= Marcello Dantas =

Brazilian artist

Marcello Dantas is a Brazilian artist.

== Biography ==
Marcelo Dantas studied diplomacy in Brasília, history of art in Florence and graduated in Film and Television at New York University where he also did a post-graduate extension in Interactive Telecommunications He has assumed the role of producer, creator, designer and curator in many initiatives.

He has curated exhibits for Bill Viola, Gary Hill, Jenny Holzer, Shirin Neshat, Tunga, Laura Vinci, Angelo Venosa and Arthur Omar in Brazil. He has successfully created historical exhibitions such as 50 Years of TV and More, Anos Luz (Light Years – 100 years of Cinema), Getulio; CineCaverna (A Travel through Brazilian Pre-History), Resonancias de Brasil among others. He has produced operas by Peter Greenaway and La Fura dels Baus.

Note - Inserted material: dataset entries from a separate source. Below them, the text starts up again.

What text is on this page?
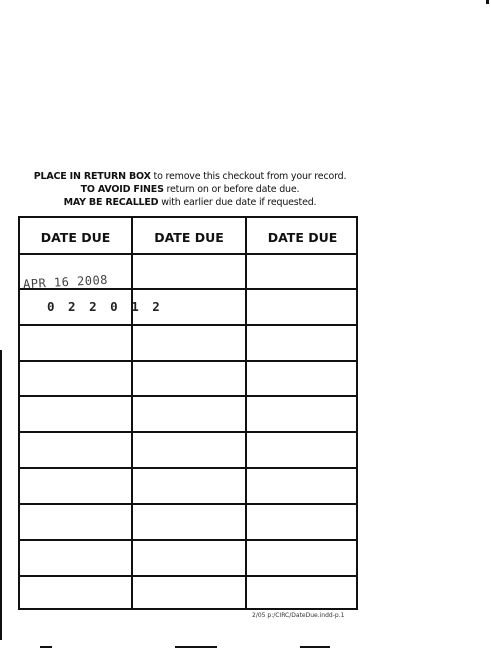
PLACE IN RETURN BOX to remove this checkout from your record.
TO AVOID FINES return on or before date due.
MAY BE RECALLED with earlier due date if requested.
DATE DUE	DATE DUE	DATE DUE
APR 16 2008
0 2 2 0 1 2
2/05 p:/CIRC/DateDue.indd-p.1
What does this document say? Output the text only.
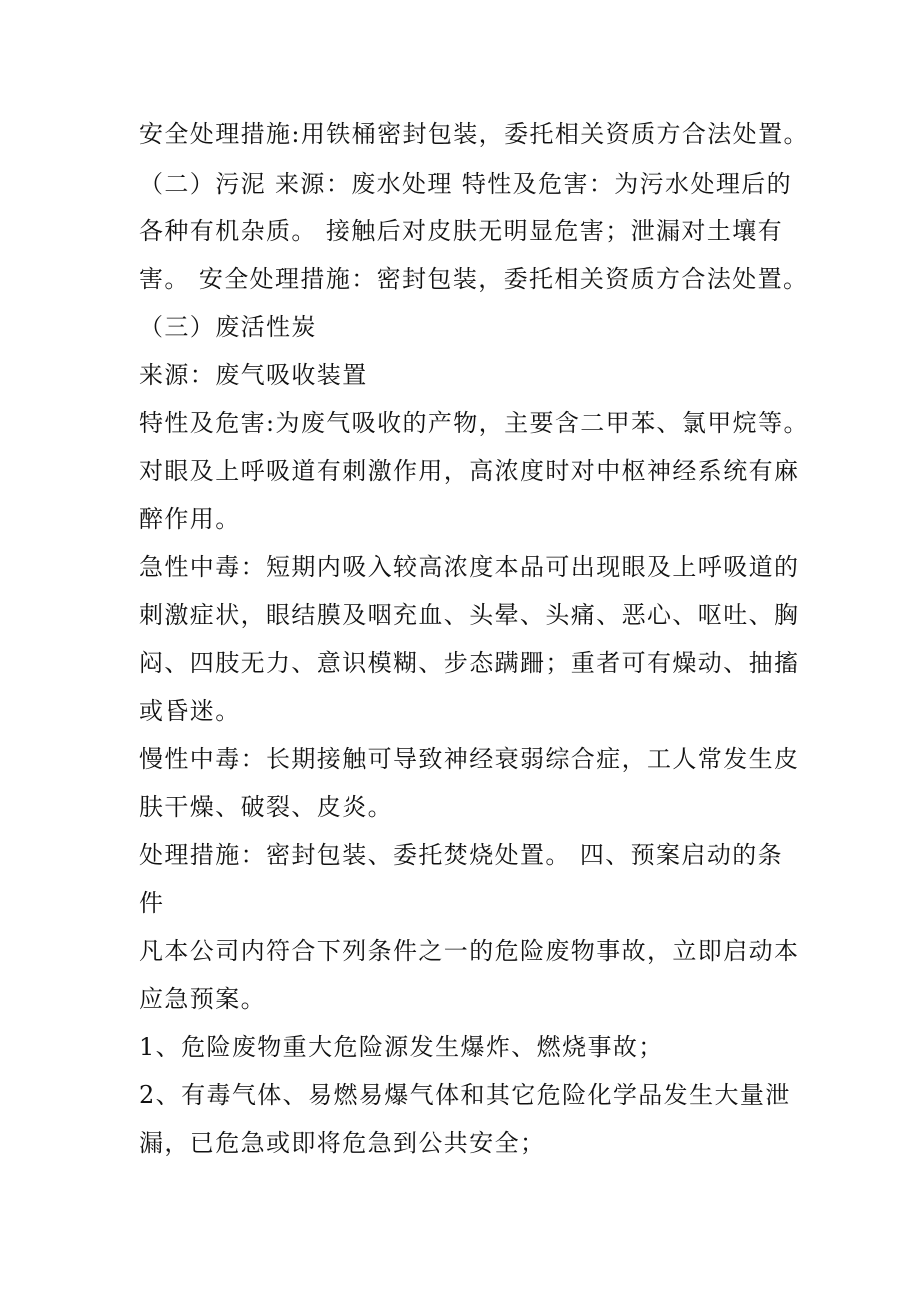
安全处理措施:用铁桶密封包装，委托相关资质方合法处置。
（二）污泥 来源：废水处理 特性及危害：为污水处理后的
各种有机杂质。 接触后对皮肤无明显危害；泄漏对土壤有
害。 安全处理措施：密封包装，委托相关资质方合法处置。
（三）废活性炭
来源：废气吸收装置
特性及危害:为废气吸收的产物，主要含二甲苯、氯甲烷等。
对眼及上呼吸道有刺激作用，高浓度时对中枢神经系统有麻
醉作用。
急性中毒：短期内吸入较高浓度本品可出现眼及上呼吸道的
刺激症状，眼结膜及咽充血、头晕、头痛、恶心、呕吐、胸
闷、四肢无力、意识模糊、步态蹒跚；重者可有燥动、抽搐
或昏迷。
慢性中毒：长期接触可导致神经衰弱综合症，工人常发生皮
肤干燥、破裂、皮炎。
处理措施：密封包装、委托焚烧处置。 四、预案启动的条
件
凡本公司内符合下列条件之一的危险废物事故，立即启动本
应急预案。
1、危险废物重大危险源发生爆炸、燃烧事故；
2、有毒气体、易燃易爆气体和其它危险化学品发生大量泄
漏，已危急或即将危急到公共安全；
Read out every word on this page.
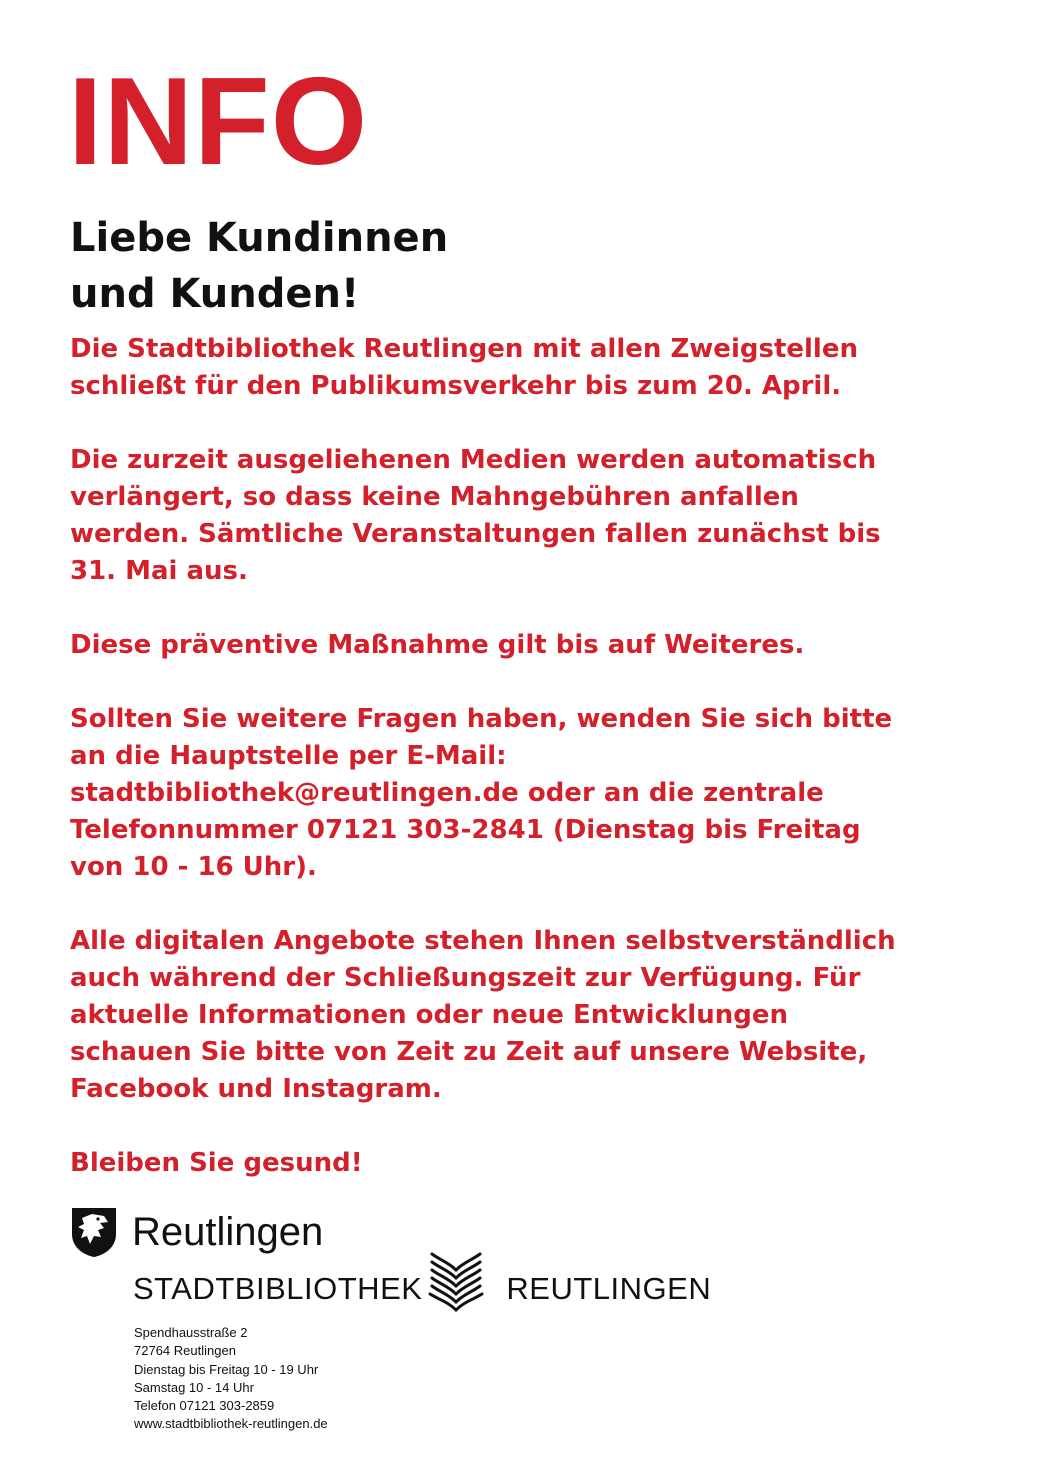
INFO
Liebe Kundinnen
und Kunden!

Die Stadtbibliothek Reutlingen mit allen Zweigstellen
schließt für den Publikumsverkehr bis zum 20. April.

Die zurzeit ausgeliehenen Medien werden automatisch
verlängert, so dass keine Mahngebühren anfallen
werden. Sämtliche Veranstaltungen fallen zunächst bis
31. Mai aus.

Diese präventive Maßnahme gilt bis auf Weiteres.

Sollten Sie weitere Fragen haben, wenden Sie sich bitte
an die Hauptstelle per E-Mail:
stadtbibliothek@reutlingen.de oder an die zentrale
Telefonnummer 07121 303-2841 (Dienstag bis Freitag
von 10 - 16 Uhr).

Alle digitalen Angebote stehen Ihnen selbstverständlich
auch während der Schließungszeit zur Verfügung. Für
aktuelle Informationen oder neue Entwicklungen
schauen Sie bitte von Zeit zu Zeit auf unsere Website,
Facebook und Instagram.

Bleiben Sie gesund!

Reutlingen
STADTBIBLIOTHEK	REUTLINGEN
Spendhausstraße 2
72764 Reutlingen
Dienstag bis Freitag 10 - 19 Uhr
Samstag 10 - 14 Uhr
Telefon 07121 303-2859
www.stadtbibliothek-reutlingen.de
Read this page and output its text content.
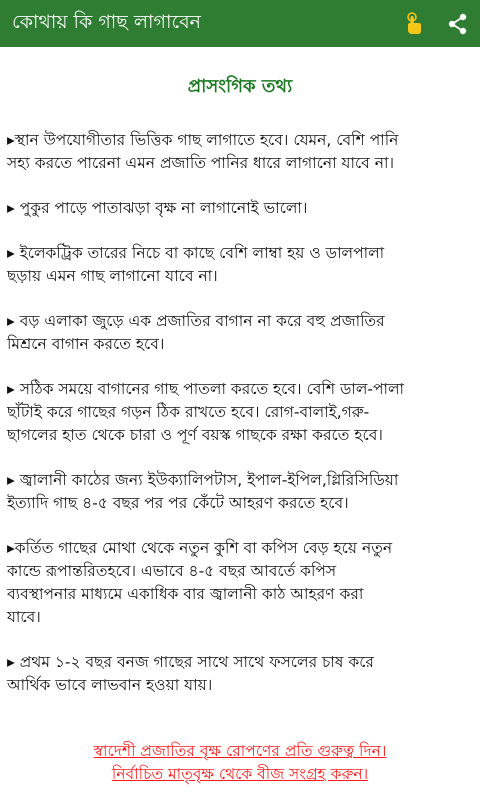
কোথায় কি গাছ লাগাবেন
প্রাসংগিক তথ্য

▸স্থান উপযোগীতার ভিত্তিক গাছ লাগাতে হবে। যেমন, বেশি পানি
সহ্য করতে পারেনা এমন প্রজাতি পানির ধারে লাগানো যাবে না।

▸ পুকুর পাড়ে পাতাঝড়া বৃক্ষ না লাগানোই ভালো।

▸ ইলেকট্রিক তারের নিচে বা কাছে বেশি লাম্বা হয় ও ডালপালা
ছড়ায় এমন গাছ লাগানো যাবে না।

▸ বড় এলাকা জুড়ে এক প্রজাতির বাগান না করে বহু প্রজাতির
মিশ্রনে বাগান করতে হবে।

▸ সঠিক সময়ে বাগানের গাছ পাতলা করতে হবে। বেশি ডাল-পালা
ছাঁটাই করে গাছের গড়ন ঠিক রাখতে হবে। রোগ-বালাই,গরু-
ছাগলের হাত থেকে চারা ও পূর্ণ বয়স্ক গাছকে রক্ষা করতে হবে।

▸ জ্বালানী কাঠের জন্য ইউক্যালিপটাস, ইপাল-ইপিল,গ্লিরিসিডিয়া
ইত্যাদি গাছ ৪-৫ বছর পর পর কেঁটে আহরণ করতে হবে।

▸কর্তিত গাছের মোথা থেকে নতুন কুশি বা কপিস বেড় হয়ে নতুন
কান্ডে রূপান্তরিতহবে। এভাবে ৪-৫ বছর আবর্তে কপিস
ব্যবস্থাপনার মাধ্যমে একাধিক বার জ্বালানী কাঠ আহরণ করা
যাবে।

▸ প্রথম ১-২ বছর বনজ গাছের সাথে সাথে ফসলের চাষ করে
আর্থিক ভাবে লাভবান হওয়া যায়।

স্বাদেশী প্রজাতির বৃক্ষ রোপণের প্রতি গুরুত্ব দিন।
নির্বাচিত মাতৃবৃক্ষ থেকে বীজ সংগ্রহ করুন।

His achievements include Best documentary awards in the Bienalle Internationale du Film Sur L'Art - Centre Georges Pompidou in Paris, in the FestRio, and the International Film & TV Festival of New York, as well as exhibition design awards at SEGD (Society for Environmental Graphic Design), Art Director's Club of New York and IDEA. In Brazil he has created events and exhibitions in most of the major cultural venues. In 1990, he created Magnetoscópio, a production company for films and cultural events, specializing in the convergence of art, history and technology. Throughout his 30-year career he created more than 250 exhibitions, 15 museums and 12 documentaries.

He was the artistic director of the Museum of the Portuguese Language during its implementation 2001–2006. In 2006 he opened PeléStation in Berlin and a sequence of exhibitions on Anish Kapoor in Brazil. In 2007, Lusa, the Portuguese matriz opened at CCBB in Rio, São Paulo and Brasilia and NO AR, an exhibition about communication in Porto Alegre for Grupo RBS, this exhibition was awarded the Top of Marketing 2008 for Culture. Also in 2007, Mr Dantas was the interior designer for Octavio Café's flagship store which earned him the IDEA award in Brazil for Best Ambient Design. In 2008 Dantas opened a landmark exhibition about Bossa Nova called Bossa na Oca in the OCA pavilion in São Paulo for Banco Itaú.